The Phase III failure of AEZS-108 demonstrates the gap between preclinical promise and clinical efficacy. Tumor penetration, linker stability, and drug release kinetics in humans may differ substantially from mouse models.
Receptor downregulation after repeated exposure is a theoretical concern. If LHRH-R is internalized and not recycled efficiently, chronic PDC administration could reduce the target density on tumor cells.
The kidney is the primary organ for peptide clearance, and renal accumulation of peptide radioligands can cause nephrotoxicity. This is a recognized problem in somatostatin-based theranostics and applies equally to LHRH radioligands.

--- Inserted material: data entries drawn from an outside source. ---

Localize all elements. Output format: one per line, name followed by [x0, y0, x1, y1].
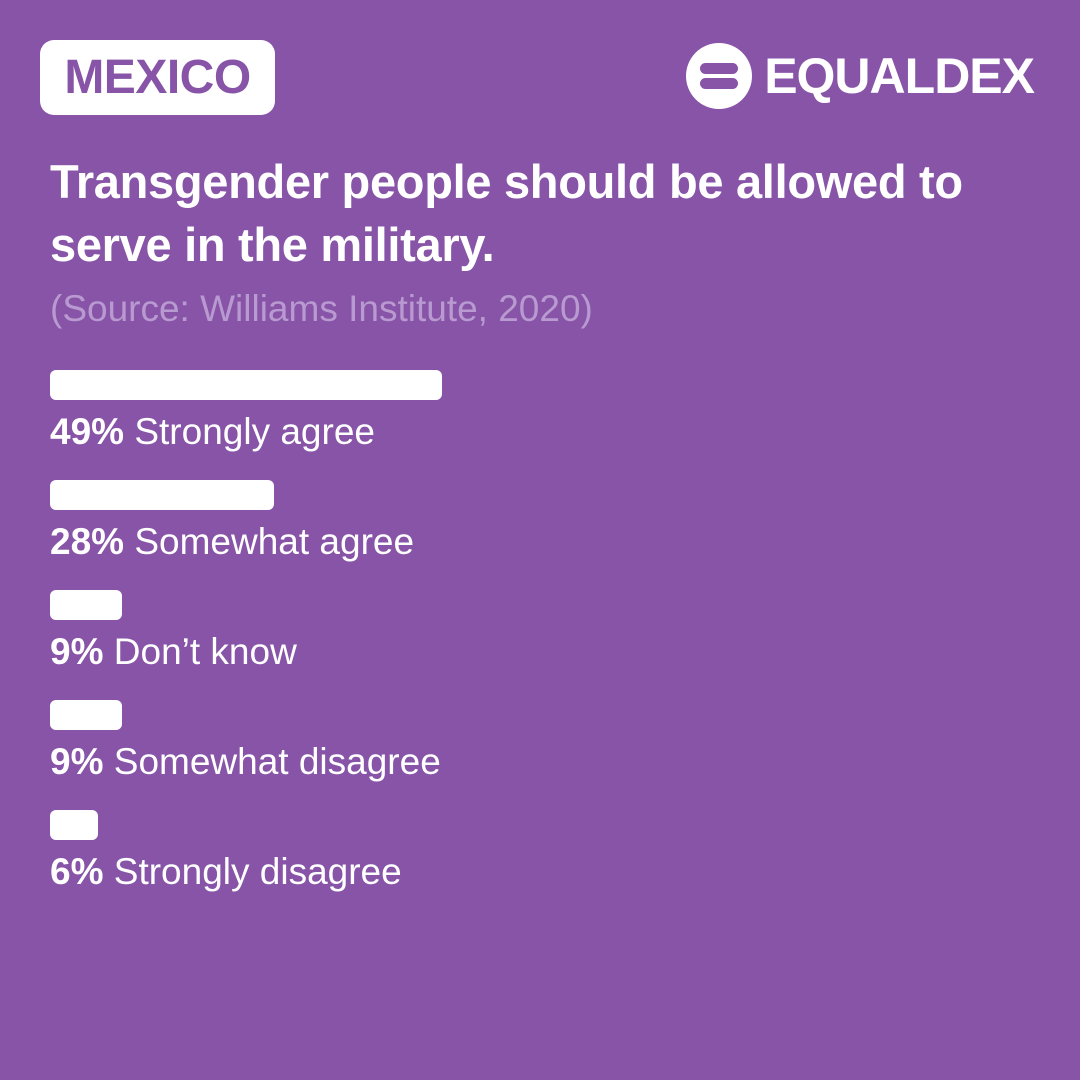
- chart-source: (Source: Williams Institute, 2020): [50, 288, 593, 329]
- bar-value-label: 28%: [50, 521, 125, 562]
- bar-category-label: Somewhat agree: [134, 521, 415, 562]
- bar-value-label: 49%: [50, 411, 125, 452]
- brand-logo: EQUALDEX: [686, 42, 1035, 110]
- bar-item: 49% Strongly agree: [50, 370, 1030, 480]
- bar-item: 9% Don’t know: [50, 590, 1030, 700]
- bar-item: 6% Strongly disagree: [50, 810, 1030, 920]
- bar-category-label: Strongly disagree: [113, 851, 402, 892]
- equaldex-logo-icon: [686, 43, 753, 109]
- bar-item: 28% Somewhat agree: [50, 480, 1030, 590]
- bar-category-label: Somewhat disagree: [113, 741, 441, 782]
- bar: [50, 370, 442, 400]
- bar-value-label: 6%: [50, 851, 104, 892]
- bar: [50, 480, 274, 510]
- bar-category-label: Strongly agree: [134, 411, 375, 452]
- bar-category-label: Don’t know: [113, 631, 297, 672]
- bar-label: 49% Strongly agree: [50, 410, 1030, 454]
- country-badge: MEXICO: [40, 40, 275, 115]
- bar-label: 6% Strongly disagree: [50, 850, 1030, 894]
- bar-chart: 49% Strongly agree 28% Somewhat agree 9% D…: [50, 370, 1030, 920]
- bar-label: 28% Somewhat agree: [50, 520, 1030, 564]
- bar-label: 9% Somewhat disagree: [50, 740, 1030, 784]
- brand-name: EQUALDEX: [764, 48, 1035, 104]
- bar-item: 9% Somewhat disagree: [50, 700, 1030, 810]
- bar: [50, 810, 98, 840]
- chart-title: Transgender people should be allowed to …: [50, 155, 963, 271]
- bar: [50, 700, 122, 730]
- bar-value-label: 9%: [50, 631, 104, 672]
- bar-value-label: 9%: [50, 741, 104, 782]
- bar-label: 9% Don’t know: [50, 630, 1030, 674]
- bar: [50, 590, 122, 620]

No LHRH-targeted PDC is currently approved for clinical use. The field has validated the concept but has not yet produced a commercially available drug. Multiple candidates are in preclinical and early clinical development.
The Bottom Line
LHRH receptors are overexpressed in 50-90% of prostate, breast, ovarian, and endometrial cancers while absent from most normal organs, making them an attractive target for peptide-guided drug delivery. Peptide-drug conjugates linking LHRH analogs to cytotoxic payloads (AEZS-108, EP-100) have reached clinical trials, and radiolabeled LHRH analogs show theranostic potential for simultaneous imaging and targeted radiation therapy. The Phase III failure of AEZS-108 in endometrial cancer tempered enthusiasm but did not invalidate the targeting concept. Next-generation conjugates with improved linkers, more potent payloads, and companion diagnostics are in development.